For one, much of the overshoot seen in recent months is linked to production bottlenecks. Used car prices, for example, have surged more than any other category as the global semiconductor shortage curbs vehicle manufacturing.

The unusual nature of the pandemic economy also makes measuring inflation more difficult. With the country still reopening, spending is quickly shifting from goods to services.

It's likely that, after accounting for some pandemic-related trends, inflation is weaker than headline gauges suggest, economists led by Jan Hatzius said. Here are three charts revealing how inflation is a smaller danger than experts feared.

1. Inflation just isn't that high

1. Inflation just isn
Goldman Sachs

Present-day inflation readings are still skewed by last year's data. Price growth is typically tracked on a one-year basis. Since prices declined at the start of the pandemic and only grew slightly through spring 2020, the year-over-year comparison has skewed inflation readings higher.

In reality, prices are only "rebounding from low levels," the team said.

A simple calculation reveals inflation is far closer to normal levels than it initially appears. Core Personal Consumption Expenditures — a popular inflation gauge that excludes volatile food and energy prices — is up 3.4% from the year-ago level. But on an average annualized basis, the measure is up just 2.4%.

And in categories where prices plummeted the most, the difference between year-over-year and average annualized readings show an even larger disparity. Hotel inflation is down 4.3% on an annualized basis, but up 9.8% year-over-year. Annualized inflation for apparel is down 3.1%, but up 6% from the year-ago reading.

2. Shortages present a temporary hurdle

2. Shortages present a temporary hurdle
Goldman Sachs

The broad consensus maintains that the stronger inflation seen through spring will be temporary and fade as bottlenecks are solved. Data compiled by Goldman supports that outlook.

Production slowdowns, material shortages, and shipping delays have all curbed businesses' abilities to service demand. The effects are most powerful in goods sectors. Used car prices — which led inflation gauges higher in April and May — have risen at an annualized rate of 27.4%, but their pre-pandemic average was a 1.3% contraction.

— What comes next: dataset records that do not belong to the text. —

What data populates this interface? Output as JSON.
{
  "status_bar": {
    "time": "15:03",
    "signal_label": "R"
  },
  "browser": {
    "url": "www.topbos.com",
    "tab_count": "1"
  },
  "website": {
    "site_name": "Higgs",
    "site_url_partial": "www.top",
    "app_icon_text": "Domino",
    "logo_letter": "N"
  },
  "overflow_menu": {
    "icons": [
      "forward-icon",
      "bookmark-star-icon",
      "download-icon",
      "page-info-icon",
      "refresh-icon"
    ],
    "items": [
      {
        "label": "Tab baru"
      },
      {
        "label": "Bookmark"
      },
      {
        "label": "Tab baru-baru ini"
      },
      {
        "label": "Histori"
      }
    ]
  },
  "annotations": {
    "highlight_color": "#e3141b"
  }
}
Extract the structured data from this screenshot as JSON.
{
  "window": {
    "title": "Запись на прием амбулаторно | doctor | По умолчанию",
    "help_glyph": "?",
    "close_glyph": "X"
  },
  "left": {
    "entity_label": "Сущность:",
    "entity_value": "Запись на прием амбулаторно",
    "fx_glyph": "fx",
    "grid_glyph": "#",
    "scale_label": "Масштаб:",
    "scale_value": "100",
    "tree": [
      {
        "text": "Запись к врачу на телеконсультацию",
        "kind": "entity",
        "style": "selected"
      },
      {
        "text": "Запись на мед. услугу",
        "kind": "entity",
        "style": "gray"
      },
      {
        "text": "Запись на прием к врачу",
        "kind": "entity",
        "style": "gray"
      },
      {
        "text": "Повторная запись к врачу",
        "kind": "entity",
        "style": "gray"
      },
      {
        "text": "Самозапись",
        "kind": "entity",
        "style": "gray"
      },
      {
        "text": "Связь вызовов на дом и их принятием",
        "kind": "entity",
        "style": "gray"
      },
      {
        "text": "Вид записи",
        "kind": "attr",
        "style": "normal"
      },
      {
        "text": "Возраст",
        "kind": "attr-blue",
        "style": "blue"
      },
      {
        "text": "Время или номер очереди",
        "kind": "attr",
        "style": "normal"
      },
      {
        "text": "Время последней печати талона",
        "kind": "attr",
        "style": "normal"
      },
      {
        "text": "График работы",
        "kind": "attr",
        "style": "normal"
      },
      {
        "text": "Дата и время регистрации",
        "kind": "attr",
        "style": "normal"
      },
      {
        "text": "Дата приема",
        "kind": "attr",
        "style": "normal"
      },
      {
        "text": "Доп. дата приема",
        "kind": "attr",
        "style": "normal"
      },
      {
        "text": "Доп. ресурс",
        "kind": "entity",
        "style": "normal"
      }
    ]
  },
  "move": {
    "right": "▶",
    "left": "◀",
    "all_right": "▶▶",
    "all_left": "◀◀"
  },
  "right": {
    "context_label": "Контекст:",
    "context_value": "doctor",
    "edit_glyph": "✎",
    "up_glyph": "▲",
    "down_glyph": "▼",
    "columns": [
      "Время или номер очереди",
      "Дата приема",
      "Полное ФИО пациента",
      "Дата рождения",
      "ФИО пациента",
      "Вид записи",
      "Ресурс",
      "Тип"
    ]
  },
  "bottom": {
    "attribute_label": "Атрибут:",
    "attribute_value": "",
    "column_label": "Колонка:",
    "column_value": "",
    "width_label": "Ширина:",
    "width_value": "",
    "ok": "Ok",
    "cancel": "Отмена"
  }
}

Similar gaps can be seen in the furnishings, recreational goods and vehicles, and other durable goods sectors. Those disparities suggest that, as shortages are addressed, price growth will quickly revert back to healthier levels.

3. Supply problems are having a larger-than-usual impact

3. Supply problems are having a larger-than-usual impact
Goldman Sachs

The nationwide shortages are also boosting headline inflation more than usual. Supply-constrained goods contributed more than 0.8 percentage point to average annualized core PCE inflation, Goldman said. Put another way, those strained sectors have been the driving force behind stronger-than-average price growth.

Used cars count for half of that contribution, with a 0.4 point boost to core inflation. Bottlenecks in household furnishings and recreational goods each added 0.1 points to the headline metric.

Had supply-constrained sectors been operating at their pre-pandemic rates, inflation would average about 1.6% through the pandemic, the economists said.

"Looking ahead, we think that inflation in these categories is likely to slow, undershooting their normal inflation rate as supply-demand imbalances resolve and prices levels partially return to trend," the team added.